Como señala Andy Hargreaves (2003), la transformación auténtica de las instituciones escolares en la sociedad del conocimiento no depende de reformas impuestas desde arriba, sino del desarrollo de comunidades de aprendizaje profesional fuertemente arraigadas en su entorno. La escuela primaria del siglo XXI se consolida, así, como un espacio de resistencia y construcción colectiva, donde la rigurosidad científica y la sensibilidad humana se unen al servicio de la dignidad de las nuevas generaciones.

Referencias Bibliográficas y Ubicación de Fuentes

Obras de la Autora y Materiales de Campo (Disponibles en Saber UCV / Archivos FHE-UCV)

  • Cornieles D., I. C. (Coord.), Ratis, O., Brito, D., Cornieles, S., Haffar, E., et al. (2023). La salud bucodental y el diagnóstico integral de los niños de la Escuela Básica JM Bianco: Un enfoque interdisciplinario e interfacultades. Proyecto de investigación e intervención socioeducativa, Facultad de Humanidades y Educación / Facultad de Odontología / Facultad de Medicina, Universidad Central de Venezuela, Caracas. (Registrado en la Coordinación de Investigación de la FHE-UCV).
  • Cornieles D., I. C. (2023). Inscripción y aval de la línea de investigación e intervención socioeducativa en la Escuela Básica J.M. Bianco. Documentación institucional, Coordinación de Investigación de la Facultad de Humanidades y Educación, UCV, Caracas.

Referentes de la Teórica Curricular y Pedagogía Crítica

  • Apple, M. W. (1995). El conocimiento oficial: La educación democrática en una era conservadora. Barcelona: Paidós. (Especialmente Cap. 2: "La descalificación de los profesores y la burocratización del trabajo docente", pp. 45-72).
  • De Sousa Santos, B. (2010). Descolonizar el saber, reinventar el poder. Montevideo: Ediciones Trilce / Extensión Universidad de la República. (Especialmente Cap. III: "Hacia una ecología de saberes", pp. 41-58).
  • Freire, P. (1997). Pedagogía de la autonomía: Saberes necesarios para la práctica educativa. México: Siglo XXI Editores. (Especialmente Cap. I: "No hay docencia sin discencia", pp. 23-48).
  • Gimeno Sacristán, J. (1988). El curriculum: una reflexión sobre la práctica. Madrid: Ediciones Morata. (Especialmente Cap. IV: "El profesorado como diseñador y mediador del curriculum", pp. 195-240).
  • Hargreaves, A. (2003). Enseñar en la sociedad del conocimiento: La educación en la era de la inseguridad.
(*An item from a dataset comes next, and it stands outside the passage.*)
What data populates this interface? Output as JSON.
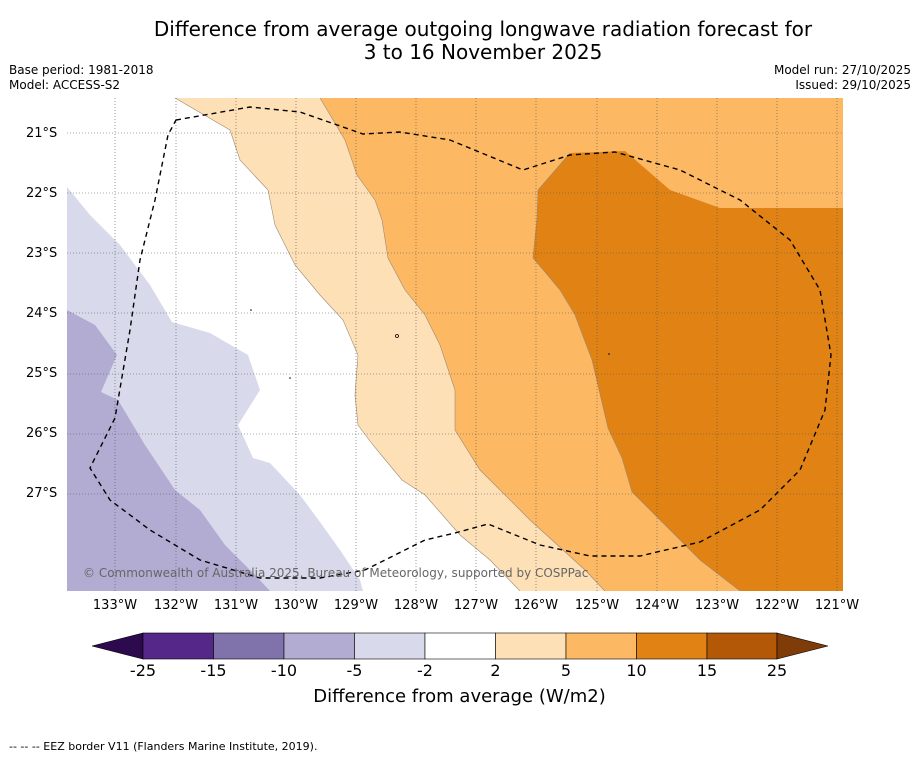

Barcelona: Octaedro. (Especialmente Cap. 5: "Comunidades de aprendizaje profesional y la transformación escolar", pp. 120-155).
  • Morin, E. (1999). Los siete saberes necesarios para la educación del futuro. París: UNESCO. (Especialmente Cap. II: "Los principios de un conocimiento pertinente: la contextualización y la globalización", pp. 15-22).